Since now we have our audio sample input sample.wav ,we can now go ahead to the transcribing bit. It is noteworthy that the speech to text rest API for short audio has several limitations which are:

  • Requests cannot contain more than 60 seconds of audio. For batch transcriptions and custom speech use Speech to Text API v3.0

  • The API does not provide partial results.

  • It does not support Speech translation. For translation, you can checkout the Speech SDK

Now that we are done with that, we can then go ahead and get coding.

Note: To access the speech service we just created from R, we need the URL of the endpoint, location/region details and KEY 1 & 2 parameters. These can be found in the azure portal under Keys and Endpoint page of your cognitive service resource as illustrated below:

Copy these details and save them since we are going to need them when make our API call. Note: you can use either KEY 1 or KEY 2 as your subscription key

To begin our transcription, install the packages we are going to need if you don’t have them already installed:

#Enables us to work with HTTP in R
install.packages("httr") 
install.packages("jsonlite")

Note You will have to modify the subscription key, language and data path parameters to match the ones on the Cognitive Services resource you created earlier. Also modify the URL 'https://eastus.stt.speech.microsoft.com/speech/recognition/conversation/cognitiveservices/v1' by inserting the aforementioned location details as shown in the modified URL : 'https://_ENTER_LOCATION_HERE_.stt.speech.microsoft.com/speech/recognition/conversation/cognitiveservices/v1' . At the end you should have something like this:

library(httr)
library(jsonlite)  
#Documentation on the two packages can be found by running ?httr and ?jsonlite commands respectively on the console.

#Define headers containing subscription key and content type
headers = c(
  `Ocp-Apim-Subscription-Key` = '_ENTER_YOUR_SUBSCRIPTION_KEY_HERE',  #Key 1 or 2
  `Content-Type` = 'audio/wav' #Since we are transcribing a WAV file
)

#Create a parameters list, in this case we specify the languange parameter
params = list(
  `language` = 'en-US'
)

#Enter path to the audio file we just recorded and saved
data = upload_file ('Insert_path_to_sample.wav_here') 
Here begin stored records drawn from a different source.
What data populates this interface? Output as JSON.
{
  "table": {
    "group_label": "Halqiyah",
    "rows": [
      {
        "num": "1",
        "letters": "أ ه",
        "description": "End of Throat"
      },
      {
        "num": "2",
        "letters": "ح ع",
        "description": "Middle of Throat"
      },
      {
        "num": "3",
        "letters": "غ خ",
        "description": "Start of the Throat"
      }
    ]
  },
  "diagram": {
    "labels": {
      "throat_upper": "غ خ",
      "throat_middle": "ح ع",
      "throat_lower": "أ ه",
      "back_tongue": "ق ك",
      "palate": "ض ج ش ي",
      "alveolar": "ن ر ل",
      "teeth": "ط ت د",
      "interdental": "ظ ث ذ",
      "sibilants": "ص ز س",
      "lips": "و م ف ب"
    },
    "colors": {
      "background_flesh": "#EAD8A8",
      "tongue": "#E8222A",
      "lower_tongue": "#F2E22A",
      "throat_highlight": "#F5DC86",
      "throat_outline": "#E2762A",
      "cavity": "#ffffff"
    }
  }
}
#Make the API call and save the response recived
response <- httr::POST(url = 'https://eastus.stt.speech.microsoft.com/speech/recognition/conversation/cognitiveservices/v1', 
httr::add_headers(.headers=headers), query = params, body = data)

#Convert response received to a dataframe
result <- fromJSON(content(response, as  = 'text')) 
txt_output <- as.data.frame(result)

#Extract transcribed text
txt_input <- txt_output[1,2]
txt_input

And with that, we have successfully recorded audio and transcribed it with the aid of Microsoft Azure Cognitive Services. The applications of the cognitive services are wide and this is just but a glimpse of what one can accomplish using the Speech to Text service. I’ll leave it at that. Thank you foR youR time. Cheers.